Sie ist allgegenwärtig. Fast alles, was uns umgibt, kam in der einen oder anderen Verpackung zu uns, seien es unser Essen, unsere Medikamente oder unser Smartphone. Ohne sie wären die Dinge verdorben, kaputt oder ausgelaufen. Ihr Ruf ist denkbar schlecht, von Verpackungsmüll und Verpackungsbergen ist die Rede, nach jedem Einkauf stapeln sich Schachteln, Kunststofffolien und Plastikbecher. Doch wir brauchen die Verpackung, und sie ist viel besser als ihr Ruf.

Deutschland ist weltweit einer der größten Produzenten von Verpackungen.
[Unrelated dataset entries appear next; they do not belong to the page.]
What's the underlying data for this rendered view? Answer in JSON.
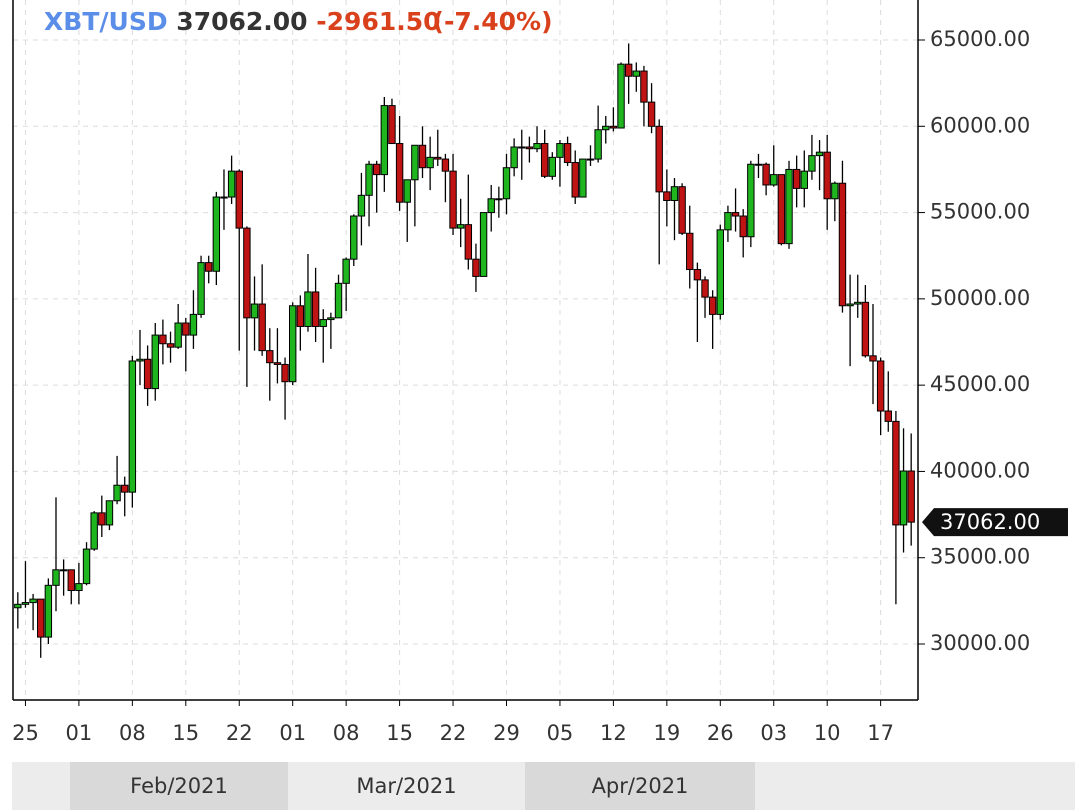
{
  "chart_data": {
    "type": "candlestick",
    "header": {
      "symbol": "XBT/USD",
      "last": "37062.00",
      "change": "-2961.50",
      "change_pct": "(-7.40%)"
    },
    "last_price": {
      "value": 37062,
      "label": "37062.00"
    },
    "up_color": "#1fb51f",
    "down_color": "#c01414",
    "ylim": [
      26755,
      67318
    ],
    "yticks": [
      {
        "value": 30000,
        "label": "30000.00"
      },
      {
        "value": 35000,
        "label": "35000.00"
      },
      {
        "value": 40000,
        "label": "40000.00"
      },
      {
        "value": 45000,
        "label": "45000.00"
      },
      {
        "value": 50000,
        "label": "50000.00"
      },
      {
        "value": 55000,
        "label": "55000.00"
      },
      {
        "value": 60000,
        "label": "60000.00"
      },
      {
        "value": 65000,
        "label": "65000.00"
      }
    ],
    "grid": true,
    "periods": [
      "Feb/2021",
      "Mar/2021",
      "Apr/2021"
    ],
    "categories": [
      null,
      "25",
      null,
      null,
      null,
      null,
      null,
      null,
      "01",
      null,
      null,
      null,
      null,
      null,
      null,
      "08",
      null,
      null,
      null,
      null,
      null,
      null,
      "15",
      null,
      null,
      null,
      null,
      null,
      null,
      "22",
      null,
      null,
      null,
      null,
      null,
      null,
      "01",
      null,
      null,
      null,
      null,
      null,
      null,
      "08",
      null,
      null,
      null,
      null,
      null,
      null,
      "15",
      null,
      null,
      null,
      null,
      null,
      null,
      "22",
      null,
      null,
      null,
      null,
      null,
      null,
      "29",
      null,
      null,
      null,
      null,
      null,
      null,
      "05",
      null,
      null,
      null,
      null,
      null,
      null,
      "12",
      null,
      null,
      null,
      null,
      null,
      null,
      "19",
      null,
      null,
      null,
      null,
      null,
      null,
      "26",
      null,
      null,
      null,
      null,
      null,
      null,
      "03",
      null,
      null,
      null,
      null,
      null,
      null,
      "10",
      null,
      null,
      null,
      null,
      null,
      null,
      "17",
      null,
      null,
      null,
      null
    ],
    "open": [
      32100,
      32300,
      32400,
      32600,
      30400,
      33400,
      34300,
      34300,
      33100,
      33500,
      35500,
      37600,
      36900,
      38300,
      39200,
      38800,
      46400,
      46500,
      44800,
      47900,
      47400,
      47200,
      48600,
      47900,
      49100,
      52100,
      51600,
      55900,
      55900,
      57400,
      54100,
      48900,
      49700,
      47000,
      46300,
      46200,
      45200,
      49600,
      48400,
      50400,
      48400,
      48800,
      48900,
      50900,
      52300,
      54800,
      56000,
      57800,
      57200,
      61200,
      59000,
      55600,
      56900,
      58900,
      57600,
      58200,
      58100,
      57400,
      54100,
      54300,
      52300,
      51300,
      55000,
      55800,
      55800,
      57600,
      58800,
      58800,
      58700,
      59000,
      57100,
      58200,
      59000,
      57900,
      55900,
      58100,
      58100,
      59800,
      60000,
      59900,
      63600,
      62900,
      63200,
      61400,
      60000,
      56200,
      55700,
      56500,
      53800,
      51700,
      51100,
      50100,
      49100,
      54000,
      55000,
      54800,
      53600,
      57800,
      57800,
      56600,
      57200,
      53200,
      57500,
      56400,
      57400,
      58300,
      58500,
      55800,
      56700,
      49600,
      49700,
      49800,
      46700,
      46400,
      43500,
      42900,
      36900,
      40023.5
    ],
    "high": [
      33000,
      34800,
      32900,
      32600,
      33800,
      38500,
      34900,
      34300,
      34700,
      35900,
      37700,
      38600,
      38300,
      40900,
      39700,
      46700,
      48200,
      47300,
      48600,
      48800,
      48100,
      49700,
      48900,
      50500,
      52500,
      52500,
      56200,
      57500,
      58300,
      57500,
      54200,
      51300,
      52000,
      48300,
      48300,
      46600,
      49800,
      50200,
      52600,
      51800,
      49400,
      49200,
      51400,
      52400,
      54900,
      57300,
      58000,
      58000,
      61700,
      61600,
      60600,
      56900,
      58900,
      60000,
      59400,
      59800,
      58400,
      58400,
      55800,
      57200,
      53200,
      55000,
      56600,
      56500,
      58400,
      59300,
      59800,
      59400,
      60000,
      59800,
      58500,
      59200,
      59400,
      58600,
      58100,
      58900,
      61200,
      60600,
      61100,
      63700,
      64800,
      63700,
      63500,
      62500,
      60400,
      57500,
      57000,
      56700,
      55400,
      52100,
      51300,
      50500,
      54300,
      55400,
      56400,
      55200,
      58000,
      58400,
      57900,
      58900,
      57200,
      58000,
      58300,
      58600,
      59500,
      59200,
      59500,
      56800,
      58000,
      51400,
      51400,
      50800,
      49700,
      46600,
      45800,
      43500,
      42500,
      42200
    ],
    "low": [
      30900,
      32100,
      30800,
      29200,
      30000,
      31900,
      32800,
      32300,
      32300,
      33400,
      35400,
      36200,
      36600,
      38100,
      37400,
      37900,
      45000,
      43800,
      44100,
      46200,
      46300,
      47100,
      45800,
      47100,
      48900,
      50900,
      50800,
      54000,
      55500,
      47000,
      44900,
      47000,
      46700,
      44100,
      45100,
      43000,
      45000,
      47000,
      48100,
      47500,
      46300,
      47100,
      48900,
      49300,
      51900,
      53100,
      54200,
      55000,
      56200,
      59000,
      55100,
      53300,
      54200,
      57000,
      56300,
      57700,
      55600,
      53700,
      53000,
      51700,
      50400,
      51300,
      53900,
      54700,
      54900,
      57100,
      56900,
      57900,
      58500,
      57000,
      56900,
      56500,
      57700,
      55500,
      55900,
      57700,
      57900,
      59000,
      59700,
      59900,
      61300,
      62000,
      60000,
      59600,
      52000,
      54200,
      53400,
      53700,
      50600,
      47500,
      48900,
      47100,
      48800,
      53300,
      53900,
      52400,
      53000,
      57000,
      56000,
      56500,
      53100,
      52900,
      55300,
      55300,
      56900,
      56300,
      54000,
      54500,
      49200,
      46100,
      48900,
      46600,
      43900,
      42100,
      42300,
      32300,
      35300,
      35700
    ],
    "close": [
      32300,
      32400,
      32600,
      30400,
      33400,
      34300,
      34300,
      33100,
      33500,
      35500,
      37600,
      36900,
      38300,
      39200,
      38800,
      46400,
      46500,
      44800,
      47900,
      47400,
      47200,
      48600,
      47900,
      49100,
      52100,
      51600,
      55900,
      55900,
      57400,
      54100,
      48900,
      49700,
      47000,
      46300,
      46200,
      45200,
      49600,
      48400,
      50400,
      48400,
      48800,
      48900,
      50900,
      52300,
      54800,
      56000,
      57800,
      57200,
      61200,
      59000,
      55600,
      56900,
      58900,
      57600,
      58200,
      58100,
      57400,
      54100,
      54300,
      52300,
      51300,
      55000,
      55800,
      55800,
      57600,
      58800,
      58800,
      58700,
      59000,
      57100,
      58200,
      59000,
      57900,
      55900,
      58100,
      58100,
      59800,
      60000,
      59900,
      63600,
      62900,
      63200,
      61400,
      60000,
      56200,
      55700,
      56500,
      53800,
      51700,
      51100,
      50100,
      49100,
      54000,
      55000,
      54800,
      53600,
      57800,
      57800,
      56600,
      57200,
      53200,
      57500,
      56400,
      57400,
      58300,
      58500,
      55800,
      56700,
      49600,
      49700,
      49800,
      46700,
      46400,
      43500,
      42900,
      36900,
      40023.5,
      37062
    ]
  }
}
Hierzulande werden sie jährlich im Wert von 32 Milliarden Euro hergestellt, allein 180 Milliarden davon sind Verkaufsverpackungen. Mehr als 500.000 Menschen arbeiten in der Verpackungswirtschaft in Deutschland, Österreich und der Schweiz. Verpackungen sind auch ein Zeichen für Wohlstand: Wer es sich leisten kann, schützt hochwertige Waren zum Erhalt der Qualität und zur Information über das Produkt. Etwa zwei Drittel aller Verpackungen werden in Westeuropa, den USA und Japan eingesetzt, umgekehrt verbrauchen 90 Prozent der Bevölkerung nur ein Drittel aller Ver­packungen.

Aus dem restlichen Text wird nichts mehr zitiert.